Validating AIRR data files

The airr package can validate repertoire and rearrangement data files to insure that they contain all required fields and that the fields types match the AIRR Schema. This can be done using the airr-tools command line program or the validate functions in the library can be called:

# Validate a rearrangement file
airr-tools validate rearrangement -a input.tsv

# Validate a repertoire metadata file
airr-tools validate repertoire -a input.airr.json

Combining Repertoire metadata and Rearrangement files

The airr package does not keep track of which repertoire metadata files are associated with rearrangement files, so users will need to handle those associations themselves. However, in the data, the repertoire_id field forms the link. The typical usage is that a program is going to perform some computation on the rearrangements, and it needs access to the repertoire metadata as part of the computation logic.
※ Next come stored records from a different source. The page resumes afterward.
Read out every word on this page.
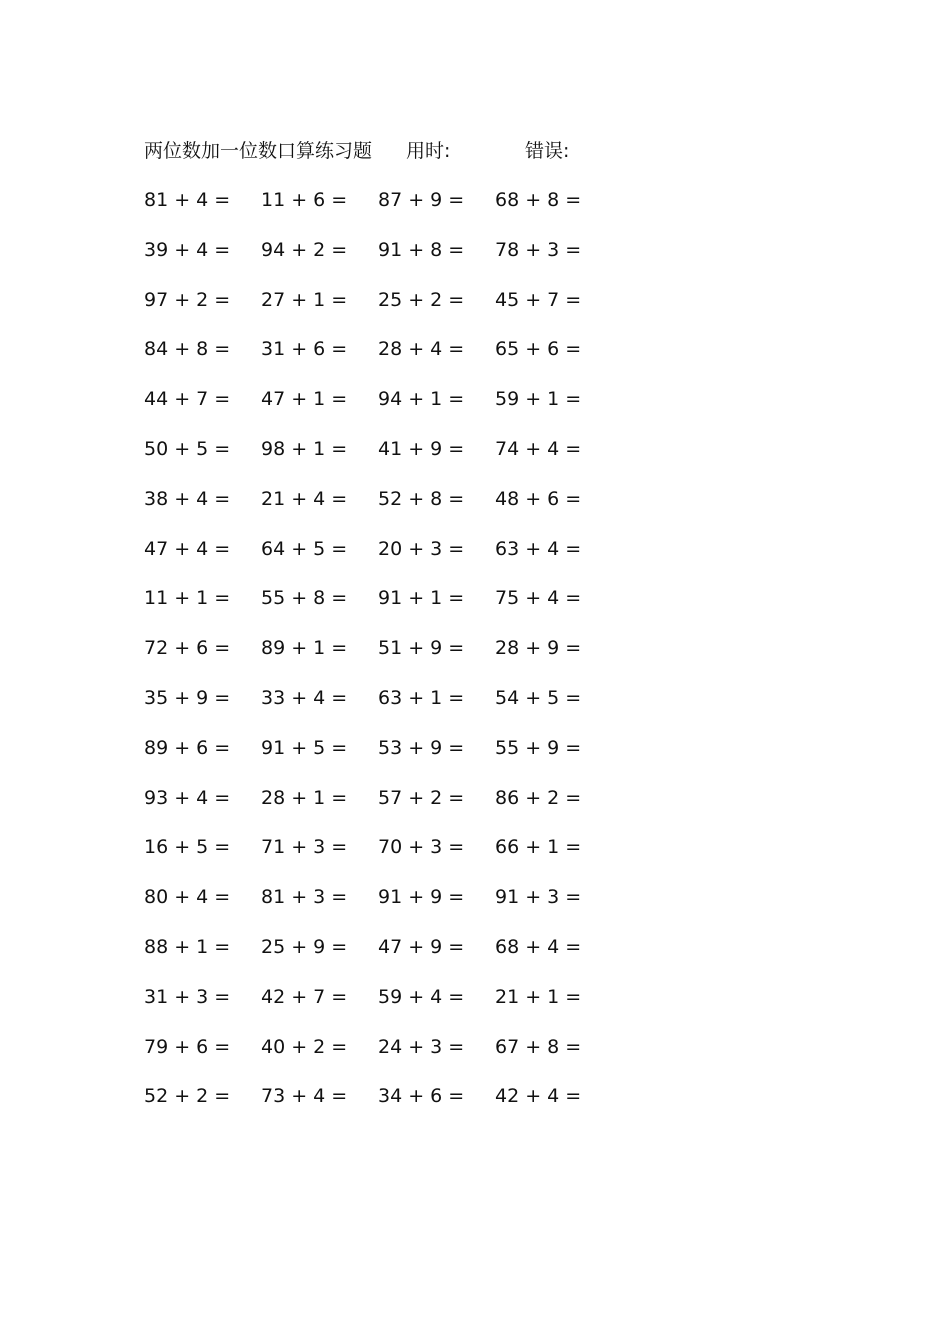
两位数加一位数口算练习题 用时:	错误:
81 + 4 = 11 + 6 = 87 + 9 = 68 + 8 =
39 + 4 = 94 + 2 = 91 + 8 = 78 + 3 =
97 + 2 = 27 + 1 = 25 + 2 = 45 + 7 =
84 + 8 = 31 + 6 = 28 + 4 = 65 + 6 =
44 + 7 = 47 + 1 = 94 + 1 = 59 + 1 =
50 + 5 = 98 + 1 = 41 + 9 = 74 + 4 =
38 + 4 = 21 + 4 = 52 + 8 = 48 + 6 =
47 + 4 = 64 + 5 = 20 + 3 = 63 + 4 =
11 + 1 = 55 + 8 = 91 + 1 = 75 + 4 =
72 + 6 = 89 + 1 = 51 + 9 = 28 + 9 =
35 + 9 = 33 + 4 = 63 + 1 = 54 + 5 =
89 + 6 = 91 + 5 = 53 + 9 = 55 + 9 =
93 + 4 = 28 + 1 = 57 + 2 = 86 + 2 =
16 + 5 = 71 + 3 = 70 + 3 = 66 + 1 =
80 + 4 = 81 + 3 = 91 + 9 = 91 + 3 =
88 + 1 = 25 + 9 = 47 + 9 = 68 + 4 =
31 + 3 = 42 + 7 = 59 + 4 = 21 + 1 =
79 + 6 = 40 + 2 = 24 + 3 = 67 + 8 =
52 + 2 = 73 + 4 = 34 + 6 = 42 + 4 =
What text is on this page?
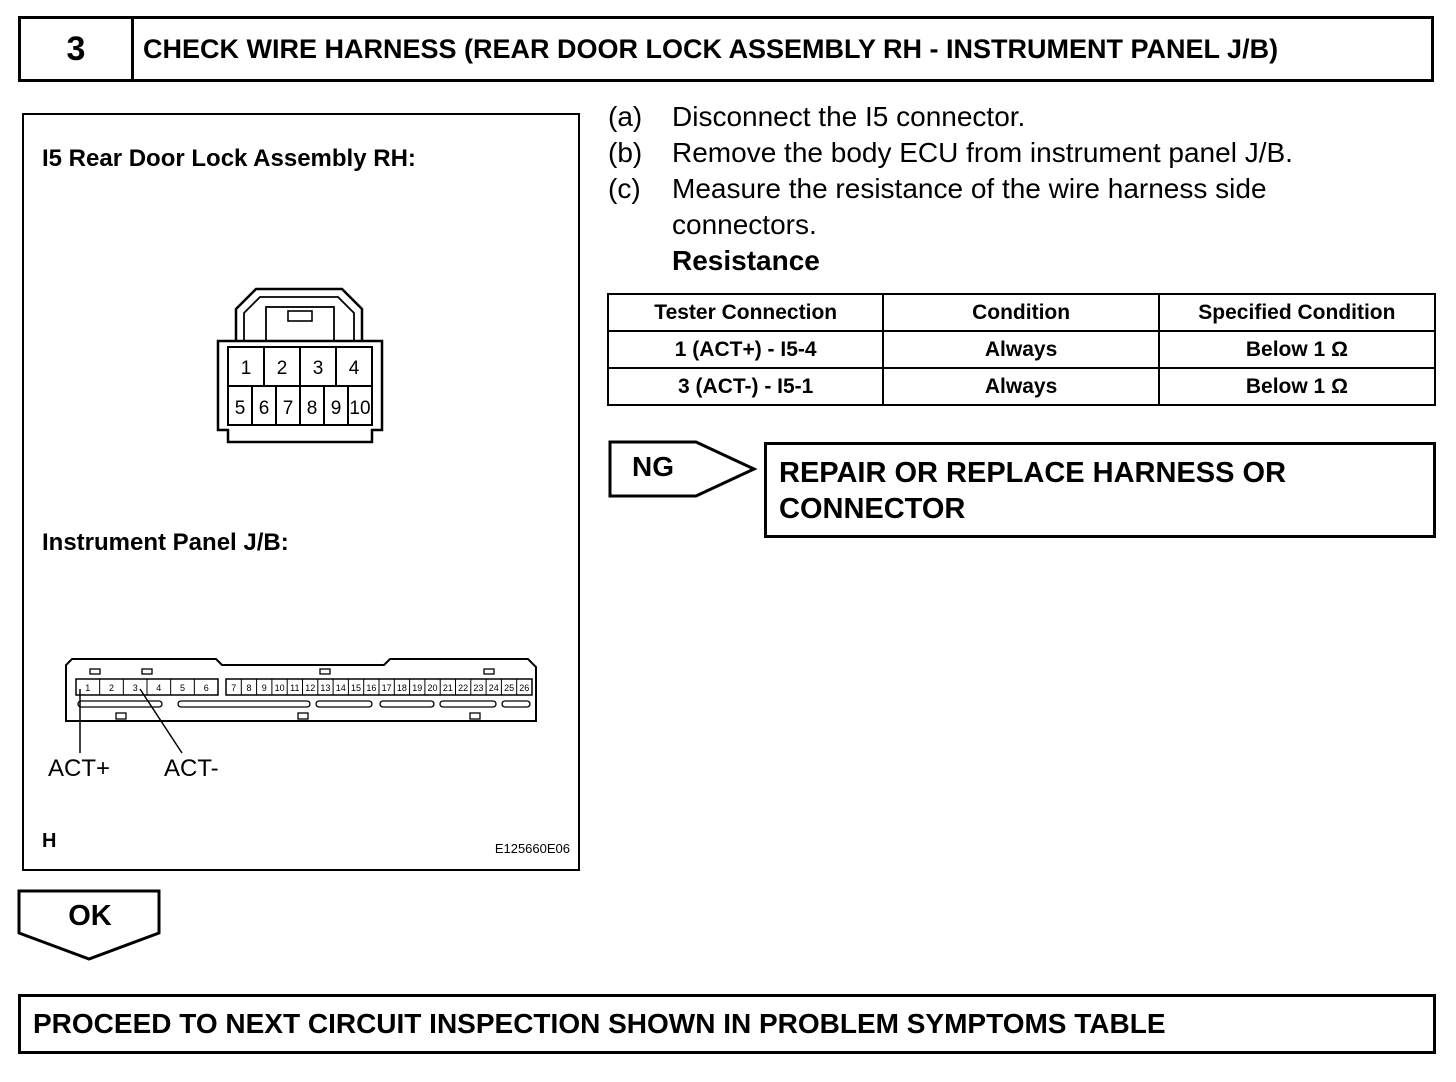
3	CHECK WIRE HARNESS (REAR DOOR LOCK ASSEMBLY RH - INSTRUMENT PANEL J/B)
I5 Rear Door Lock Assembly RH:
1 2 3 4
5 6 7 8 9 10
Instrument Panel J/B:
1 2 3 4 5 6 7 8 9 10 11 12 13 14 15 16 17 18 19 20 21 22 23 24 25 26
ACT+ ACT-
H	E125660E06
(a) Disconnect the I5 connector.
(b) Remove the body ECU from instrument panel J/B.
(c) Measure the resistance of the wire harness side
connectors.
Resistance
Tester Connection	Condition	Specified Condition
1 (ACT+) - I5-4	Always	Below 1 Ω
3 (ACT-) - I5-1	Always	Below 1 Ω
NG	REPAIR OR REPLACE HARNESS OR
CONNECTOR
OK
PROCEED TO NEXT CIRCUIT INSPECTION SHOWN IN PROBLEM SYMPTOMS TABLE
This example code shows the basic framework for doing that, in this case doing gender specific computation:

import airr

# Load the repertoires
data = airr.load_repertoire('input.airr.json')

# Put repertoires in dictionary keyed by repertoire_id
rep_dict = { obj['repertoire_id'] : obj for obj in data['Repertoire'] }

# Create an iteratable for rearrangement data
reader = airr.read_rearrangement('input.tsv')
for row in reader:
    # get repertoire metadata with this rearrangement
    rep = rep_dict[row['repertoire_id']]

    # check the gender
    if rep['subject']['sex'] == 'male':
        # do male specific computation
    elif rep['subject']['sex'] == 'female':
        # do female specific computation
    else:
        # do other specific computation